- The tech giant led AIsphere’s latest funding round as competition in AI video generation accelerates
- The investment extends Alibaba’s strategy of backing multiple AI leaders while expanding its generative content ecosystem
Alibaba has led the latest Series C funding round of AI video startup AIsphere (爱诗科技), bringing the company’s cumulative fundraising to 2.98 billion yuan ($440 million) as China’s internet giant deepens its bets on AI-generated video.
The Series C+ round was led by Alibaba, with participation from Lollapalooza Capital, Ivy Capital, Mirae Asset Management, BlueFocus and more than a dozen other domestic and international investors.
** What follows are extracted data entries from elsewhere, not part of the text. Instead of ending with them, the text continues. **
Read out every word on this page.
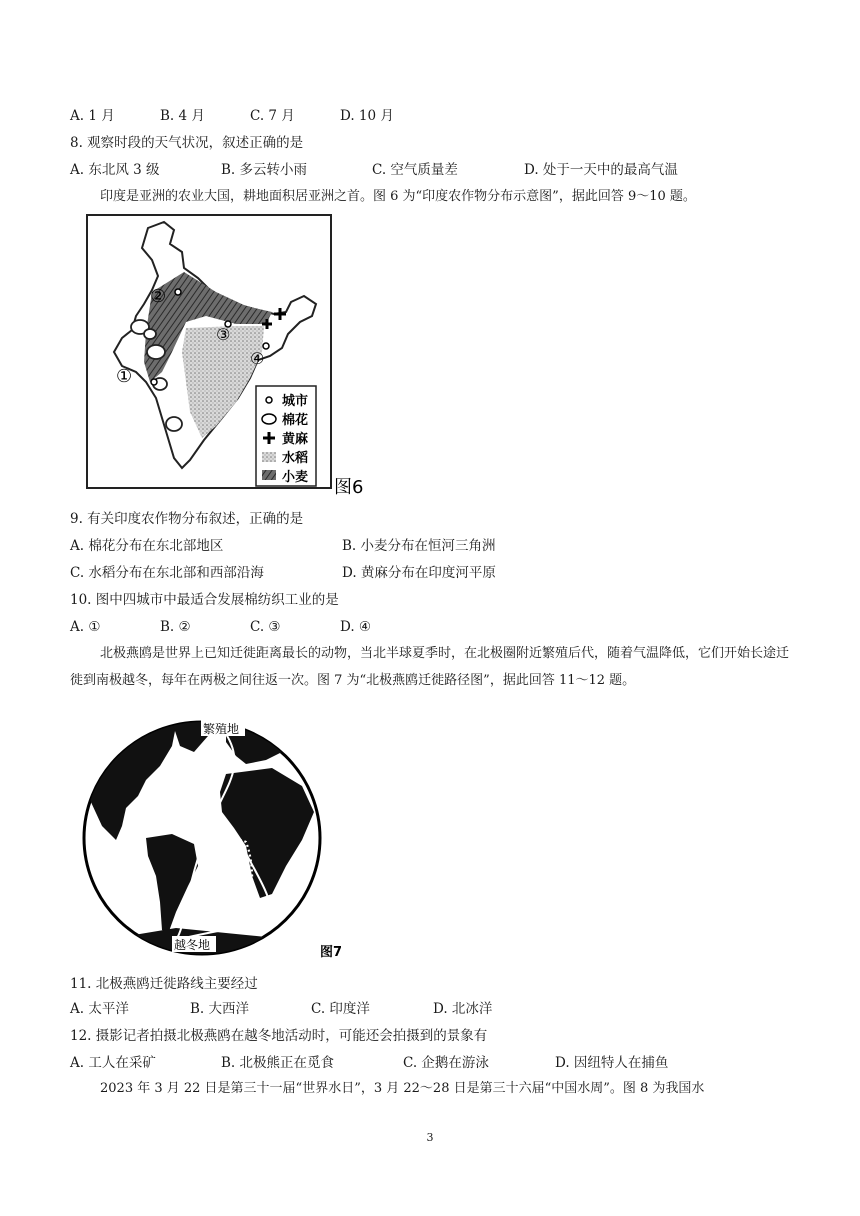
A. 1 月	B. 4 月	C. 7 月	D. 10 月
8. 观察时段的天气状况，叙述正确的是
A. 东北风 3 级	B. 多云转小雨	C. 空气质量差	D. 处于一天中的最高气温
印度是亚洲的农业大国，耕地面积居亚洲之首。图 6 为“印度农作物分布示意图”，据此回答 9～10 题。
②
③
①
④
城市
棉花
黄麻
水稻
小麦 图6
9. 有关印度农作物分布叙述，正确的是
A. 棉花分布在东北部地区	B. 小麦分布在恒河三角洲
C. 水稻分布在东北部和西部沿海	D. 黄麻分布在印度河平原
10. 图中四城市中最适合发展棉纺织工业的是
A. ①	B. ②	C. ③	D. ④
北极燕鸥是世界上已知迁徙距离最长的动物，当北半球夏季时，在北极圈附近繁殖后代，随着气温降低，它们开始长途迁徙到南极越冬，每年在两极之间往返一次。图 7 为“北极燕鸥迁徙路径图”，据此回答 11～12 题。
繁殖地
越冬地	图7
11. 北极燕鸥迁徙路线主要经过
A. 太平洋	B. 大西洋	C. 印度洋	D. 北冰洋
12. 摄影记者拍摄北极燕鸥在越冬地活动时，可能还会拍摄到的景象有
A. 工人在采矿	B. 北极熊正在觅食	C. 企鹅在游泳	D. 因纽特人在捕鱼
2023 年 3 月 22 日是第三十一届“世界水日”，3 月 22～28 日是第三十六届“中国水周”。图 8 为我国水
3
The investment marks Alibaba’s second backing of Beijing-based AIsphere after leading its $60 million Series B round in September 2025.
The deal comes just days after Kuaishou’s Kling AI secured nearly $3 billion in fresh funding, with Alibaba also appearing among the investors.
Together, the two financing tranches underscore growing investor confidence that AI video generation is emerging as one of the first large-scale commercial AI applications beyond coding assistants.
Alibaba’s broader strategy
Alibaba’s latest investment also reflects a broader strategy that has already played out across foundation models and embodied AI: combining in-house model development with investments in leading startups, cloud computing infrastructure and ecosystem partnerships.
The company has previously backed major foundation model developers including MiniMax, Moonshot AI and Zhipu AI.
Additionally, it has invested in more than two dozen embodied AI companies, including Unitree (宇树科技), Robot Era (星动纪元) and LimX Dynamics (逐际动力).
AI-generated video now appears to be the next pillar of that strategy.

Founded by former ByteDance visual technology head Wang Changhu (王长虎), AIsphere says its PixVerse platform has surpassed 150 million users across 177 countries and regions.
Its latest PixVerse R1 model is designed for real-time video generation at 1080p resolution.
Competitive landscape
China’s AI video industry is increasingly competing on proprietary datasets and engineering capabilities rather than model architecture alone.
Rich short-video ecosystems and highly digitized e-commerce platforms provide Chinese developers with abundant training data and commercial deployment scenarios that are difficult to replicate elsewhere.
For Alibaba, AI-generated video also fills a critical gap in its broader AI portfolio, complementing its investments in foundation models, cloud infrastructure, embodied AI, AI coding and healthcare AI.
What it means for global readers
With OpenAI discontinuing Sora earlier this year and Google slowing updates to Veo, Chinese AI video companies see an opportunity to narrow the competitive gap.
Alibaba’s investment strategy suggests it is less interested in picking a single winner than building an ecosystem around multiple market leaders.
The wave of funding signals that AI video is entering a new phase where commercial adoption—not just technical performance—will determine global leadership.